Fast forward to Pro Expression Blend 4 by Andrew Troelsen and my Expression Blend skills were sent through the roof. This book is a great tool for anyone wishing to ramp up their knowledge of Expression Blend – which is the preferred user interface designer for both Silverlight and WPF projects. I also found this book useful in designing apps for Windows Phone 7 which also uses XAML-based code.

Perhaps this may be a good spot to say that Expression Blend is part of Microsoft Expression Studio. This is not a free product and it can be quite expensive to get all the tools you may need that are demonstrated in this book.
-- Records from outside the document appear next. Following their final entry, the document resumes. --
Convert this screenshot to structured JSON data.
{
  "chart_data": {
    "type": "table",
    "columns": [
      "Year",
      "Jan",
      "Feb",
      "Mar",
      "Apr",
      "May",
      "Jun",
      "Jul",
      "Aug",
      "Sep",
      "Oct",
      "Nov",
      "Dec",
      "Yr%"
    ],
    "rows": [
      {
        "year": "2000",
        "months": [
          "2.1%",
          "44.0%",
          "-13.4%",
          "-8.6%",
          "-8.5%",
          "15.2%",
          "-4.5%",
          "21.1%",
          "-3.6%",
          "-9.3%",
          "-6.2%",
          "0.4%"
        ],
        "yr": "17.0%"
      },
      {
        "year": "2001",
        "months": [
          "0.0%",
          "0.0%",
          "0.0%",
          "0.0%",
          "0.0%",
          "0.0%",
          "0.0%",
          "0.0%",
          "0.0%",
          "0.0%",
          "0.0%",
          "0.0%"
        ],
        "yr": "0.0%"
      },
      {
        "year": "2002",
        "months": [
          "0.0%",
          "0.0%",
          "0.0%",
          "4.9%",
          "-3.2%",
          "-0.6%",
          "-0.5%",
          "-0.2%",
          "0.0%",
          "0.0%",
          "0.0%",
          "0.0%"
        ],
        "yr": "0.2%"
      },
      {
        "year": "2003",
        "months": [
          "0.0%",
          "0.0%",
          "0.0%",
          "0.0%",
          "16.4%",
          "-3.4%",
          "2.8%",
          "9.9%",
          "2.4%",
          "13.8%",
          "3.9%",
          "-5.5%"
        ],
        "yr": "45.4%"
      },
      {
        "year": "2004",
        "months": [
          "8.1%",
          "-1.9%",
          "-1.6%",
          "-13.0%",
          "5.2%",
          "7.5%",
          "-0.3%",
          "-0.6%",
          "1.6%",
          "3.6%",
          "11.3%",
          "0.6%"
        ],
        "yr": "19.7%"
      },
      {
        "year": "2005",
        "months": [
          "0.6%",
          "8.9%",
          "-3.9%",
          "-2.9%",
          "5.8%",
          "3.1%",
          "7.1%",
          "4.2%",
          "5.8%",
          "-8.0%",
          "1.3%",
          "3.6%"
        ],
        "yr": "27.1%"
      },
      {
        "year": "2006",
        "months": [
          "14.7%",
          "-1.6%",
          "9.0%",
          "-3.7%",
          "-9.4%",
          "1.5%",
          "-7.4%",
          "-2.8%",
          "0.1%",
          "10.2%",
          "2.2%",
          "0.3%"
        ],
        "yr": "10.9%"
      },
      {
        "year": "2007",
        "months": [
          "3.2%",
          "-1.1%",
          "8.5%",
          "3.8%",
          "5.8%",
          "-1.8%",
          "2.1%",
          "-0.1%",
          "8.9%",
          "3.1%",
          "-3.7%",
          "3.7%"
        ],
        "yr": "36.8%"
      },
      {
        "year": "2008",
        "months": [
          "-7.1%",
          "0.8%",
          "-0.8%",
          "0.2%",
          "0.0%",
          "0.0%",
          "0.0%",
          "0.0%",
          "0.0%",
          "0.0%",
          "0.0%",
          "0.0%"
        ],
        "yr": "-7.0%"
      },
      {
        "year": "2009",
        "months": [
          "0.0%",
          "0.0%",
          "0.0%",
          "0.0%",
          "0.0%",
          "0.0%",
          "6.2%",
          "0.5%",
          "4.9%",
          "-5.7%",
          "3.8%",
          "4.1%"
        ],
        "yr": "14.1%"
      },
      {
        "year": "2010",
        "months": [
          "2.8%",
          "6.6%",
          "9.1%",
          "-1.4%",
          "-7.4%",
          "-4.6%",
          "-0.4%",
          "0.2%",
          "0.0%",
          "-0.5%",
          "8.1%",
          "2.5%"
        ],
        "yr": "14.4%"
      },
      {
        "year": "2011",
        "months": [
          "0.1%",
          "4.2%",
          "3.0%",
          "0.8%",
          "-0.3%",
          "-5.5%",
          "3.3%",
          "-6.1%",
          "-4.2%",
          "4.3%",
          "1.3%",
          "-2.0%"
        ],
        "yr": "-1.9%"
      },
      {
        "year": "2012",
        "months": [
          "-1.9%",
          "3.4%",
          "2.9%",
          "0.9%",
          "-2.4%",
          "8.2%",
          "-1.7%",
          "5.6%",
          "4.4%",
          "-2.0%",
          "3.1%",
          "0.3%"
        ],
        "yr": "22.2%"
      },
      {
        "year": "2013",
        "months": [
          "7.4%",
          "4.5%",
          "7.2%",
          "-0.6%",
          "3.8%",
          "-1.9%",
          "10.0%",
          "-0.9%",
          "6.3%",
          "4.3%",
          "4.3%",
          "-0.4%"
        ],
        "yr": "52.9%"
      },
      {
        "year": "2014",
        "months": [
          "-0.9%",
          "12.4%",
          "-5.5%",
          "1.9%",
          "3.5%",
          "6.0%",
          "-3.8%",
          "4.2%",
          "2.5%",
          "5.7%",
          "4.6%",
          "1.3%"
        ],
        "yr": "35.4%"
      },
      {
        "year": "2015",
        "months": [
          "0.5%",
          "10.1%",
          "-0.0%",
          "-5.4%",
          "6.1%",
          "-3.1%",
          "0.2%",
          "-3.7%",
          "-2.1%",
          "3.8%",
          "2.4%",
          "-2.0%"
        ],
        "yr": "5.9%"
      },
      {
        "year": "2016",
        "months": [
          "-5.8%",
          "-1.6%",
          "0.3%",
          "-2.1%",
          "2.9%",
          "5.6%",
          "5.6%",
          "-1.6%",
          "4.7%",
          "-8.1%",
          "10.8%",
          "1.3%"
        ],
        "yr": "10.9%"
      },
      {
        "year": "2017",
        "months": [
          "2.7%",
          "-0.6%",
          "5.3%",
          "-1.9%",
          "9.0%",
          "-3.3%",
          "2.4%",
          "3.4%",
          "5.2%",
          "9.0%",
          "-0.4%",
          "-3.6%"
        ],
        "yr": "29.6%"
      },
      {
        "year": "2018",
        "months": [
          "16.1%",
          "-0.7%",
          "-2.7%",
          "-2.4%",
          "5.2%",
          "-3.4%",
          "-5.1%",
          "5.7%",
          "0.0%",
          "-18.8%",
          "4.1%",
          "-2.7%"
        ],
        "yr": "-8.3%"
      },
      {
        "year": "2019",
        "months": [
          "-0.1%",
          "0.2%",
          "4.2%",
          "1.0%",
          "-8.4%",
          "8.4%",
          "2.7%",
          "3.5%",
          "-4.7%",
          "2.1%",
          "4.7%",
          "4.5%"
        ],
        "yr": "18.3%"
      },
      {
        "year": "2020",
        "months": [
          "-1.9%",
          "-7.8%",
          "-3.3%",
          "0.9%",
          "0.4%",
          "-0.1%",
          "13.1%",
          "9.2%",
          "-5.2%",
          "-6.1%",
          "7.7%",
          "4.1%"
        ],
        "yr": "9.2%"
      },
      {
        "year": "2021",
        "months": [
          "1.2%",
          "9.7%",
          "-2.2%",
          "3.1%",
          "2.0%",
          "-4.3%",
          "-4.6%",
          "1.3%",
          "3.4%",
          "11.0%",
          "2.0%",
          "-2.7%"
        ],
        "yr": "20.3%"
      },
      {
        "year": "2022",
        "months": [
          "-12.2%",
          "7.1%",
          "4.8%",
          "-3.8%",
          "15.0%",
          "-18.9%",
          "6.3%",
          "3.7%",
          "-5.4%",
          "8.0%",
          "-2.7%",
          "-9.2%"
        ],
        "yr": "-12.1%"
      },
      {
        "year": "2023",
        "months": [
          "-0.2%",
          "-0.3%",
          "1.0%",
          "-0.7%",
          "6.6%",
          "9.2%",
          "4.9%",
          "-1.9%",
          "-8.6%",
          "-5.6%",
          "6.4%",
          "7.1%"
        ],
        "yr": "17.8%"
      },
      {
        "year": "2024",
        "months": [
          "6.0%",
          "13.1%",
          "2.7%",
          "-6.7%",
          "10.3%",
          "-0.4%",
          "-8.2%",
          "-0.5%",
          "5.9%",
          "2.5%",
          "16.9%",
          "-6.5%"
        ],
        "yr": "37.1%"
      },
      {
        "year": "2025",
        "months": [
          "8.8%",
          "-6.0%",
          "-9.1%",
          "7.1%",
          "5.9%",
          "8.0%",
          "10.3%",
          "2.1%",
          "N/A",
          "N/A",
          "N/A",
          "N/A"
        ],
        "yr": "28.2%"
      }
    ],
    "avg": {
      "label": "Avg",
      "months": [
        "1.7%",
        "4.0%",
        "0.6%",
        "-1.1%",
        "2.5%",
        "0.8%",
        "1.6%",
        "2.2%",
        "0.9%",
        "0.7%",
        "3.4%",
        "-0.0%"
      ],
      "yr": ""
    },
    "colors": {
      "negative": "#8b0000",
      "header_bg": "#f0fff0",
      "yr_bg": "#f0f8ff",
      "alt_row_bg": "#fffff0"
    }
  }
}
Although you can get 60-day trial versions of some aspects of the studio, some things in this book may not be available to you unless you have purchased this product.

The first section of the book takes you on a detailed walk through of the IDE and helps you learn all the tools. This in-depth session makes getting around the IDE easier which allows you to get onto the more enjoyable task of developing.

The second section then leads you through a series of demos where you can put your skills to the test and learn all the intricacies of the IDE. The last chapter of this section gives you an in-depth look at SketchFlow which was a product that I did not have a lot of experience with beforehand but I gained some useful insight into how this could be used in future projects.

There are labs and code examples using both XAML and C# but this book is mostly based in theory so the code snippets do not dominate the book. This book straddles the line between being accessible to both developers and designers who want to use Expression Blend 4. It also ranges in skill levels between novices and professionals. I think it does so successfully that it can be used by anyone wishing to gain a deeper understanding of the tool.